Step-by-step explanation:
To calculate the operating cash flow of the company, we need to consider the revenue from sales, the variable costs, the fixed costs, and also account for taxes and depreciation. From the revenue, we deduct the variable costs (cost to produce per unit times the number of units) and the fixed costs. We then subtract taxes, which is the tax rate applied to the profit (revenue minus all costs). Additionally, we add back depreciation since it is a non-cash expense. The formula for operating cash flow (OCF) is: OCF = (Revenue - Variable Costs - Fixed Costs) * (1 - Tax Rate) + Depreciation.

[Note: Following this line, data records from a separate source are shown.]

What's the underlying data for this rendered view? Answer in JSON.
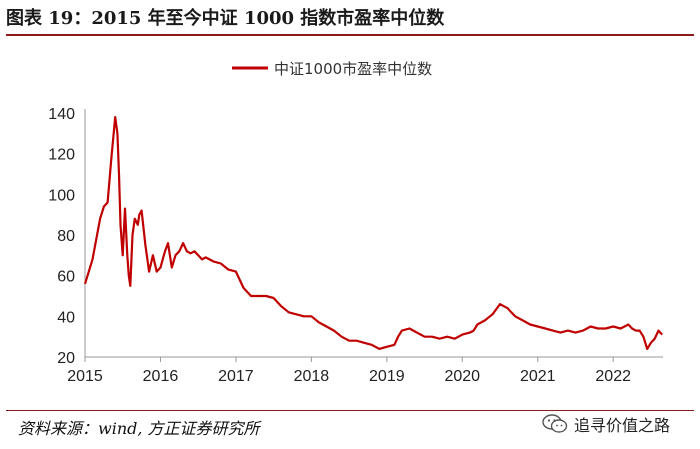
{
  "figure": {
    "title": "图表 19：2015 年至今中证 1000 指数市盈率中位数",
    "source": "资料来源：wind, 方正证券研究所",
    "watermark": "追寻价值之路",
    "watermark_icon": "wechat-icon"
  },
  "chart_data": {
    "type": "line",
    "title": "",
    "xlabel": "",
    "ylabel": "",
    "ylim": [
      20,
      140
    ],
    "y_ticks": [
      20,
      40,
      60,
      80,
      100,
      120,
      140
    ],
    "xlim": [
      2015.0,
      2022.66
    ],
    "x_tick_labels": [
      "2015",
      "2016",
      "2017",
      "2018",
      "2019",
      "2020",
      "2021",
      "2022"
    ],
    "x_tick_values": [
      2015,
      2016,
      2017,
      2018,
      2019,
      2020,
      2021,
      2022
    ],
    "grid": false,
    "legend_position": "top-center",
    "series": [
      {
        "name": "中证1000市盈率中位数",
        "color": "#c00000",
        "x": [
          2015.0,
          2015.05,
          2015.1,
          2015.15,
          2015.2,
          2015.25,
          2015.3,
          2015.35,
          2015.4,
          2015.43,
          2015.45,
          2015.47,
          2015.5,
          2015.53,
          2015.56,
          2015.58,
          2015.6,
          2015.63,
          2015.66,
          2015.7,
          2015.72,
          2015.75,
          2015.8,
          2015.85,
          2015.9,
          2015.95,
          2016.0,
          2016.03,
          2016.06,
          2016.1,
          2016.15,
          2016.2,
          2016.25,
          2016.3,
          2016.35,
          2016.4,
          2016.45,
          2016.5,
          2016.55,
          2016.6,
          2016.7,
          2016.8,
          2016.9,
          2017.0,
          2017.1,
          2017.2,
          2017.3,
          2017.4,
          2017.5,
          2017.6,
          2017.7,
          2017.8,
          2017.9,
          2018.0,
          2018.1,
          2018.2,
          2018.3,
          2018.4,
          2018.5,
          2018.6,
          2018.7,
          2018.8,
          2018.9,
          2019.0,
          2019.1,
          2019.15,
          2019.2,
          2019.3,
          2019.4,
          2019.5,
          2019.6,
          2019.7,
          2019.8,
          2019.9,
          2020.0,
          2020.1,
          2020.15,
          2020.2,
          2020.3,
          2020.4,
          2020.5,
          2020.55,
          2020.6,
          2020.65,
          2020.7,
          2020.8,
          2020.9,
          2021.0,
          2021.1,
          2021.2,
          2021.3,
          2021.4,
          2021.5,
          2021.6,
          2021.7,
          2021.8,
          2021.9,
          2022.0,
          2022.1,
          2022.2,
          2022.25,
          2022.3,
          2022.35,
          2022.4,
          2022.45,
          2022.5,
          2022.55,
          2022.6,
          2022.65
        ],
        "values": [
          56,
          62,
          68,
          78,
          88,
          94,
          96,
          118,
          138,
          130,
          110,
          85,
          70,
          93,
          70,
          60,
          55,
          80,
          88,
          85,
          90,
          92,
          75,
          62,
          70,
          62,
          64,
          68,
          72,
          76,
          64,
          70,
          72,
          76,
          72,
          71,
          72,
          70,
          68,
          69,
          67,
          66,
          63,
          62,
          54,
          50,
          50,
          50,
          49,
          45,
          42,
          41,
          40,
          40,
          37,
          35,
          33,
          30,
          28,
          28,
          27,
          26,
          24,
          25,
          26,
          30,
          33,
          34,
          32,
          30,
          30,
          29,
          30,
          29,
          31,
          32,
          33,
          36,
          38,
          41,
          46,
          45,
          44,
          42,
          40,
          38,
          36,
          35,
          34,
          33,
          32,
          33,
          32,
          33,
          35,
          34,
          34,
          35,
          34,
          36,
          34,
          33,
          33,
          30,
          24,
          27,
          29,
          33,
          31
        ]
      }
    ]
  }
}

Now, let's use the information provided:
- Sales Revenue: $81 per unit * 14,000 units = $1,134,000
- Variable Costs: $35 per unit * 14,000 units = $490,000
- Fixed Costs: $140,000
- Depreciation: $2,300,000 / 17 years = $135,294
Thus, before taxes, the profit is $1,134,000 - $490,000 - $140,000 = $504,000. The tax on this profit is 35% of $504,000, which is $176,400. After taxes, the profit is $504,000 - $176,400 = $327,600. Adding back the depreciation gives us the operating cash flow: $327,600 + $135,294 = $462,894.
Therefore, the operating cash flow each year is $462,894.